The standard protocol for onboarding new technology remains at the heart of the problem. When purchasing new software, the government works with organizations that abide by its strict guidelines to become a government contractor. Since there are few who meet these standards, contractors who have done poorly in the past are often, nonetheless, hired again. Furthermore, with a culture of hiring “experienced” contractors, local governments often repeat the mistakes of others. For example, although Oracle failed to launch HealthCare.gov in 2013, it still received millions of federal dollars per year after the debacle. Slow bureaucratic processes and a preference for large-scale purchases further exacerbate the disconnect between the federal government and the private sector. The U.S. Citizenship and Immigration Services spent 3 years preparing for the digitization of its immigration forms, only to find that their “new” platforms had already become outdated.

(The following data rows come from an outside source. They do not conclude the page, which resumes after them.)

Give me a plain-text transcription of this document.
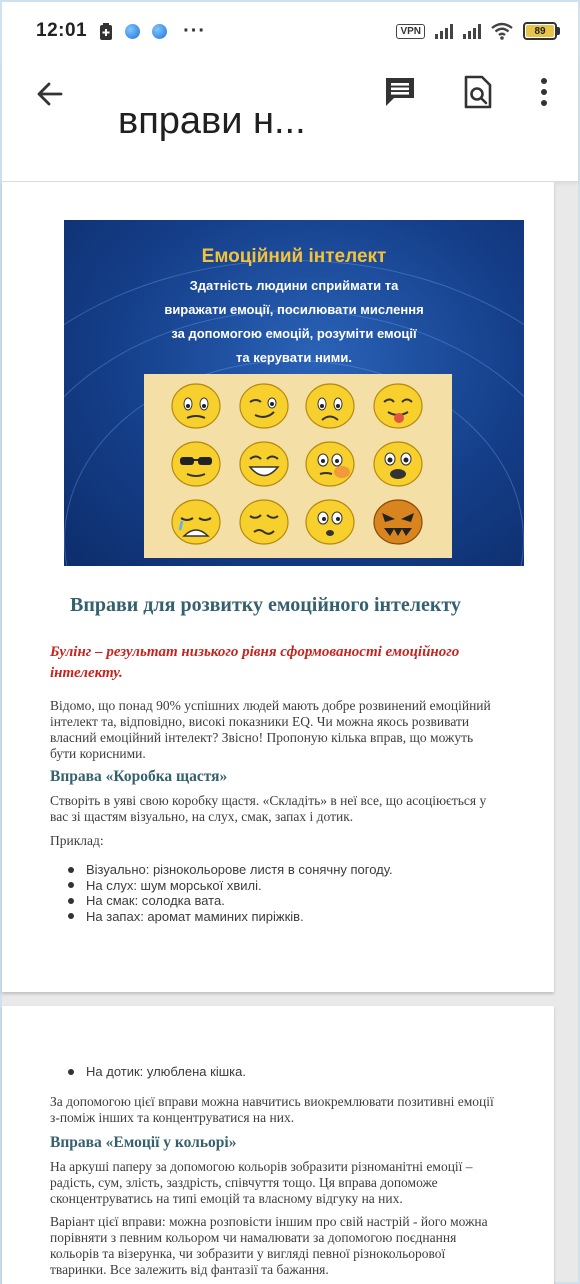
12:01	···	VPN	89
вправи н...
Емоційний інтелект
Здатність людини сприймати та
виражати емоції, посилювати мислення
за допомогою емоцій, розуміти емоції
та керувати ними.
Вправи для розвитку емоційного інтелекту
Булінг – результат низького рівня сформованості емоційного
інтелекту.
Відомо, що понад 90% успішних людей мають добре розвинений емоційний
інтелект та, відповідно, високі показники EQ. Чи можна якось розвивати
власний емоційний інтелект? Звісно! Пропоную кілька вправ, що можуть
бути корисними.
Вправа «Коробка щастя»
Створіть в уяві свою коробку щастя. «Складіть» в неї все, що асоціюється у
вас зі щастям візуально, на слух, смак, запах і дотик.
Приклад:
Візуально: різнокольорове листя в сонячну погоду.
На слух: шум морської хвилі.
На смак: солодка вата.
На запах: аромат маминих пиріжків.
На дотик: улюблена кішка.
За допомогою цієї вправи можна навчитись виокремлювати позитивні емоції
з-поміж інших та концентруватися на них.
Вправа «Емоції у кольорі»
На аркуші паперу за допомогою кольорів зобразити різноманітні емоції –
радість, сум, злість, заздрість, співчуття тощо. Ця вправа допоможе
сконцентруватись на типі емоцій та власному відгуку на них.
Варіант цієї вправи: можна розповісти іншим про свій настрій - його можна
порівняти з певним кольором чи намалювати за допомогою поєднання
кольорів та візерунка, чи зобразити у вигляді певної різнокольорової
тваринки. Все залежить від фантазії та бажання.
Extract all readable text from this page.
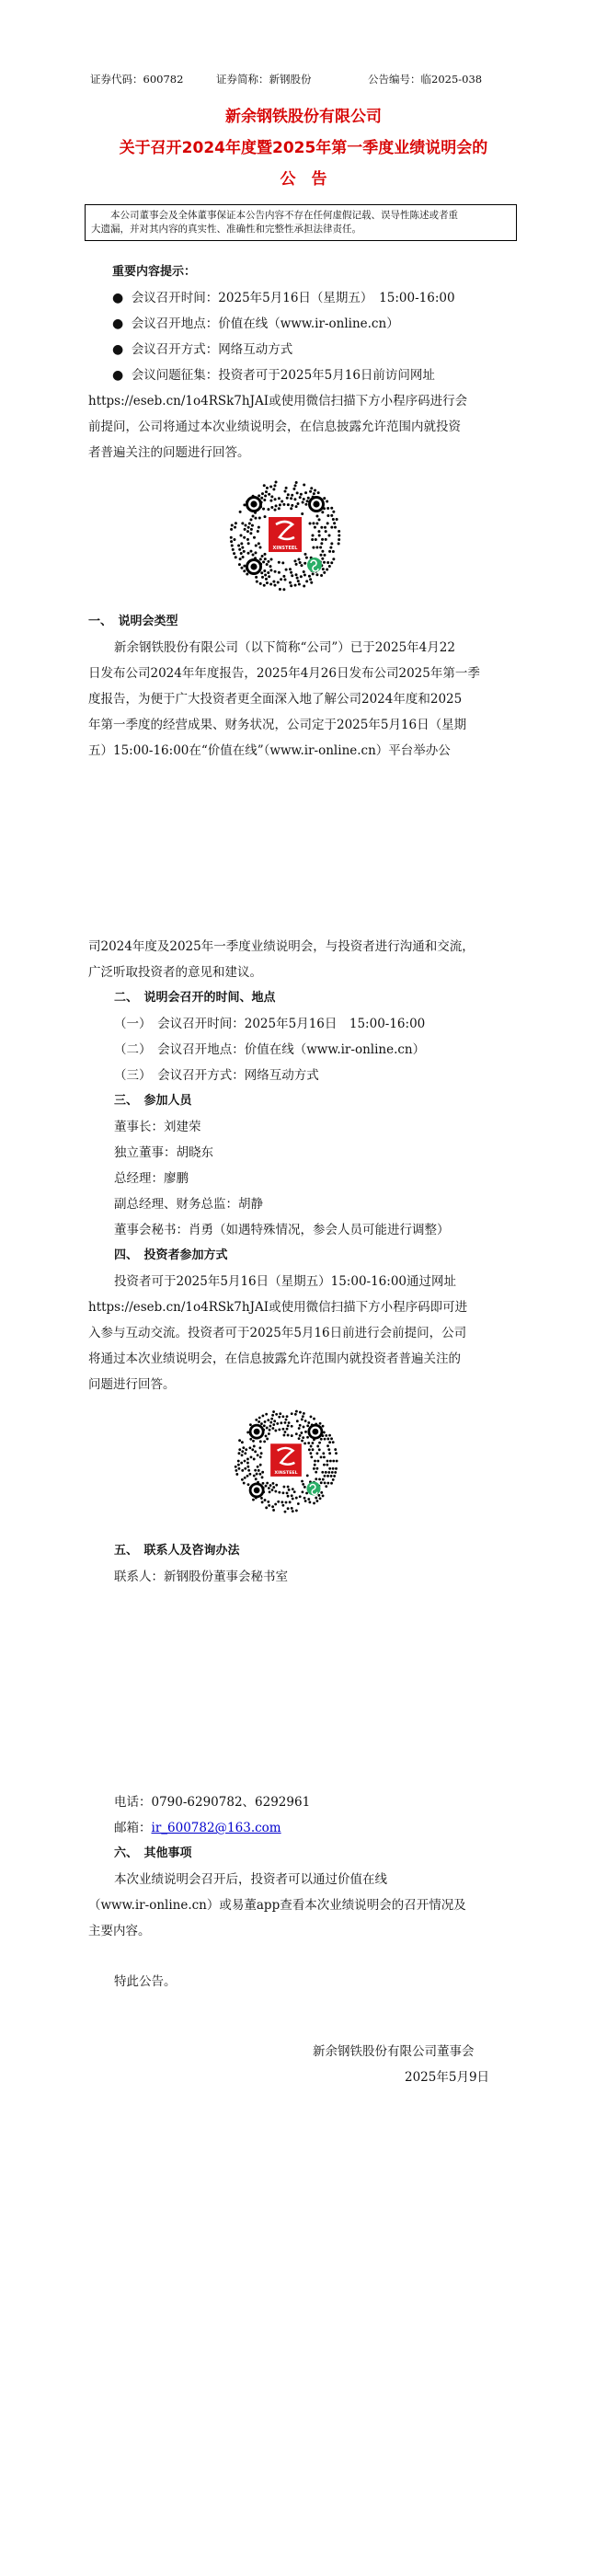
证券代码：600782	证券简称：新钢股份	公告编号：临2025-038
新余钢铁股份有限公司
关于召开2024年度暨2025年第一季度业绩说明会的
公　告
本公司董事会及全体董事保证本公告内容不存在任何虚假记载、误导性陈述或者重
大遗漏，并对其内容的真实性、准确性和完整性承担法律责任。
重要内容提示：
● 会议召开时间：2025年5月16日（星期五）　15:00-16:00
● 会议召开地点：价值在线（www.ir-online.cn）
● 会议召开方式：网络互动方式
● 会议问题征集：投资者可于2025年5月16日前访问网址
https://eseb.cn/1o4RSk7hJAI或使用微信扫描下方小程序码进行会
前提问，公司将通过本次业绩说明会，在信息披露允许范围内就投资
者普遍关注的问题进行回答。
XINSTEEL
一、　说明会类型
新余钢铁股份有限公司（以下简称“公司”）已于2025年4月22
日发布公司2024年年度报告，2025年4月26日发布公司2025年第一季
度报告，为便于广大投资者更全面深入地了解公司2024年度和2025
年第一季度的经营成果、财务状况，公司定于2025年5月16日（星期
五）15:00-16:00在“价值在线”（www.ir-online.cn）平台举办公
司2024年度及2025年一季度业绩说明会，与投资者进行沟通和交流，
广泛听取投资者的意见和建议。
二、　说明会召开的时间、地点
（一）　会议召开时间：2025年5月16日　15:00-16:00
（二）　会议召开地点：价值在线（www.ir-online.cn）
（三）　会议召开方式：网络互动方式
三、　参加人员
董事长：刘建荣
独立董事：胡晓东
总经理：廖鹏
副总经理、财务总监：胡静
董事会秘书：肖勇（如遇特殊情况，参会人员可能进行调整）
四、　投资者参加方式
投资者可于2025年5月16日（星期五）15:00-16:00通过网址
https://eseb.cn/1o4RSk7hJAI或使用微信扫描下方小程序码即可进
入参与互动交流。投资者可于2025年5月16日前进行会前提问，公司
将通过本次业绩说明会，在信息披露允许范围内就投资者普遍关注的
问题进行回答。
XINSTEEL
五、　联系人及咨询办法
联系人：新钢股份董事会秘书室
电话：0790-6290782、6292961
邮箱：ir_600782@163.com
六、　其他事项
本次业绩说明会召开后，投资者可以通过价值在线
（www.ir-online.cn）或易董app查看本次业绩说明会的召开情况及
主要内容。
特此公告。
新余钢铁股份有限公司董事会
2025年5月9日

Another issue is the lack of established, technologically advanced human capital within the government. Tight budgets and the use of outdated programming languages have caused a greater reliance on temporary contractors. Based on the U.S. Office of Personnel Management’s federal workforce data, in 2017, for every IT employee under 30 years old, there were 4.5 over 60 (which is 2.5 times the ratio from a decade ago). The gap only seems like it will widen as more technology-focused graduates turn to the tempting incentives that come with the private sector over the public’s slow hiring process and lower wages. At the current rate, the government will only fall deeper into its self-enforcing cycle of antiquity.
Some local governments are already trying to adopt technological change. For many activities that require less human discretion, technology has brought results. Examples include payment systems, procurement, and issuance of birth certificates. Furthermore, there is already talk about using drones to monitor hotspots and track criminal activity. Efforts have also been made on a federal level: the establishment of the Modernizing Government Technology (MGT) Act in December 2017 enables agencies to move towards cloud services and to improve their cyber defenses as well as save tax-payers’ dollars in the long-run. The public, however, is still awaiting the results of this new bill and the question of whether current responses to technology such as the MGT Act is enough to change the tide remains.